L'exode des meilleurs développeurs de jeux de la Grande-Bretagne choque le gouvernement et les entreprises britanniques, selon Canwest.
Le meilleur de la crème anglaise s'en irait travailler pour le Québec, l'Ontario ou la Colombie-Britannique, là où les gouvernements font des pieds et des mains pour alléger les mesures fiscales des sociétés du jeu vidéo, aidant cette industrie à se faire une renommée internationale.
Le ministre britannique de la culture, des médias et du sport aurait demandé à la Commission européenne d'enquêter sur les pratiques commerciales du Canada, rapporte Canwest. «Le gouvernement britannique est préoccupé du fait que l'aide que l'État accorde aux sociétés de jeux vidéos, par le biais d'institutions fédérales, ne soit pas compatibles avec les principes de l'Organisation mondiale du commerce.»
Au Canada, c'est le Manitoba qui offre le système de crédit d'impôts le plus généreux aux compagnies du jeu vidéo: on parle de 45 % sur les salaires. Le Québec et l'Ontario leur font aussi la part belle dans leurs derniers budgets.

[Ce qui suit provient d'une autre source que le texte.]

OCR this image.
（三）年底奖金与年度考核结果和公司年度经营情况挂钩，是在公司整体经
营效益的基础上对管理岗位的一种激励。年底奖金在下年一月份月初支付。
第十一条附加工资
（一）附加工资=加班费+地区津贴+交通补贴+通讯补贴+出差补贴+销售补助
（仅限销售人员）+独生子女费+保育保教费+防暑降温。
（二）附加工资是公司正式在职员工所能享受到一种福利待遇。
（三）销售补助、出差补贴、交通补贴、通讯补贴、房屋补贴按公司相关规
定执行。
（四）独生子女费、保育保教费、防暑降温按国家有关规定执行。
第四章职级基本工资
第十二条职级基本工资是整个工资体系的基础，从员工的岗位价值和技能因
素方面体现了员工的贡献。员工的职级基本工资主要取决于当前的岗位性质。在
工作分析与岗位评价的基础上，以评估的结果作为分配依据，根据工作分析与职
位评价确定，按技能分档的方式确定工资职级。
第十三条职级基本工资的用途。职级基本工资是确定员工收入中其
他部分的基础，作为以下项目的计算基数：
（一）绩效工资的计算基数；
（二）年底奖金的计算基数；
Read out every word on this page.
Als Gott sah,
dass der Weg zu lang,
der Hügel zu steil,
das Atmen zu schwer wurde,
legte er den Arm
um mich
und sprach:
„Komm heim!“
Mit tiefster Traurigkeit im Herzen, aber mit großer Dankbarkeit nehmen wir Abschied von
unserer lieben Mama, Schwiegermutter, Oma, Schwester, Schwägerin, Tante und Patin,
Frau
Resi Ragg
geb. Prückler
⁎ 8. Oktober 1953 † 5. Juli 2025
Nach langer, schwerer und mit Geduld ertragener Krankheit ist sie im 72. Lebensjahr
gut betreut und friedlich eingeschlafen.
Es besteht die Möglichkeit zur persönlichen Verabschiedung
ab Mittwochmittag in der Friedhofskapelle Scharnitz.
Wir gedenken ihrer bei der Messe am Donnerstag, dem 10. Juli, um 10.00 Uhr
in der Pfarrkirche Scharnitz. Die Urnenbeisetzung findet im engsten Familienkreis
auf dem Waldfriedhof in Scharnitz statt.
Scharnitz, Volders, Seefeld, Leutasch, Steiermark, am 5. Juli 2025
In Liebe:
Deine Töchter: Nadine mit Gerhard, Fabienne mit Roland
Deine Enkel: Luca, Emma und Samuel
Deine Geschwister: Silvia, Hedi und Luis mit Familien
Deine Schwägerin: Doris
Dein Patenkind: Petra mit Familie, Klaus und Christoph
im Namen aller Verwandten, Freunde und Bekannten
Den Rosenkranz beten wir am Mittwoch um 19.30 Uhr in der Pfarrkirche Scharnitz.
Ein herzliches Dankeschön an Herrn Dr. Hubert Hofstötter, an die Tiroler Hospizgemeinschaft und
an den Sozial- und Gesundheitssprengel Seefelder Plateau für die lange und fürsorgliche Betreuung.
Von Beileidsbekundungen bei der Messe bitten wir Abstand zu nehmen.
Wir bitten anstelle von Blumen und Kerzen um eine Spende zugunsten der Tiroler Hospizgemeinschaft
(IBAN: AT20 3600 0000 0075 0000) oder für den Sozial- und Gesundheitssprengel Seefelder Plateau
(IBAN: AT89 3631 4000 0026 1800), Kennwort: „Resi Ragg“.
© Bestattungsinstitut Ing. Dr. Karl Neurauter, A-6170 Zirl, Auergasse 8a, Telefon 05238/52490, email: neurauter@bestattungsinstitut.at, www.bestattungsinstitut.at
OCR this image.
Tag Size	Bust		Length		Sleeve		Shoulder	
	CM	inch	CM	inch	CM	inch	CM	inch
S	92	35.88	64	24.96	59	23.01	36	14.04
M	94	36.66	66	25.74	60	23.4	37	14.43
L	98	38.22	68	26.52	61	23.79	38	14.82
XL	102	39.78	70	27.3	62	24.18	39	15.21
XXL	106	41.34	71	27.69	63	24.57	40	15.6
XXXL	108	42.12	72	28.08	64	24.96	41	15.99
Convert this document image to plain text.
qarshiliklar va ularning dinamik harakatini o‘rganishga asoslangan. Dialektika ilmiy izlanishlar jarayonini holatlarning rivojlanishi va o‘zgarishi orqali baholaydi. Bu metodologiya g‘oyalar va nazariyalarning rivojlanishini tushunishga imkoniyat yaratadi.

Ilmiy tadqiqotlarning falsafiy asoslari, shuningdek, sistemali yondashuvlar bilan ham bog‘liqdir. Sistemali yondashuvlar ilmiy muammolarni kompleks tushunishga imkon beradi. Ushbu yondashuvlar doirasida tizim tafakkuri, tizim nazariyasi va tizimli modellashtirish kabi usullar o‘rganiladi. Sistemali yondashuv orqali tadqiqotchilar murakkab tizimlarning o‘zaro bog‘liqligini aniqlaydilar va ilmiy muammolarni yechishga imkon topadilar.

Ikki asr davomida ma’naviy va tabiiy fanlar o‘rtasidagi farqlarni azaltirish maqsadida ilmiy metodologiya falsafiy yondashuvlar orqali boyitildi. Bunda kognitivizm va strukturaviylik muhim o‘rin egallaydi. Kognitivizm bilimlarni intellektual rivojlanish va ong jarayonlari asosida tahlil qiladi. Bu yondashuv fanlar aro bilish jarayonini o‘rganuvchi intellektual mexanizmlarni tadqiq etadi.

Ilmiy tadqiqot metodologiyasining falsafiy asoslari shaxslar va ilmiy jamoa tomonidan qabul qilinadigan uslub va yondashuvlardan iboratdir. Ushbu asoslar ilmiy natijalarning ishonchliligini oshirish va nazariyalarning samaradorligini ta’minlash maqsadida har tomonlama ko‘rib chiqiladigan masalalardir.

Le plus grand studio de création de la française Ubisoft a pignon sur rue à Montréal.





Vos commentaires
La Grande Bretagne doit faire ses devoirs avant d'accuser le Canada. Il y a très peu de studios du UK, du moins au Québec (Eidos et Babel)Les pertes d'emplois qui touchent le Royaume-Uni sont bien plus liés à l'exode de projets dans les marchés émergents tels l'Inde, l'Asie et l'Europe de l'Est, ainsi qu'aux déboires de quelques éditeurs britanniques.
Finalement, avant d'accuser qui que ce soit, le Gouvernement de la Grande Bretagne devrait faire ses devoirs. L'aide financière au Canada vient en majeure partie des instances provinciales et très peu du fédéral.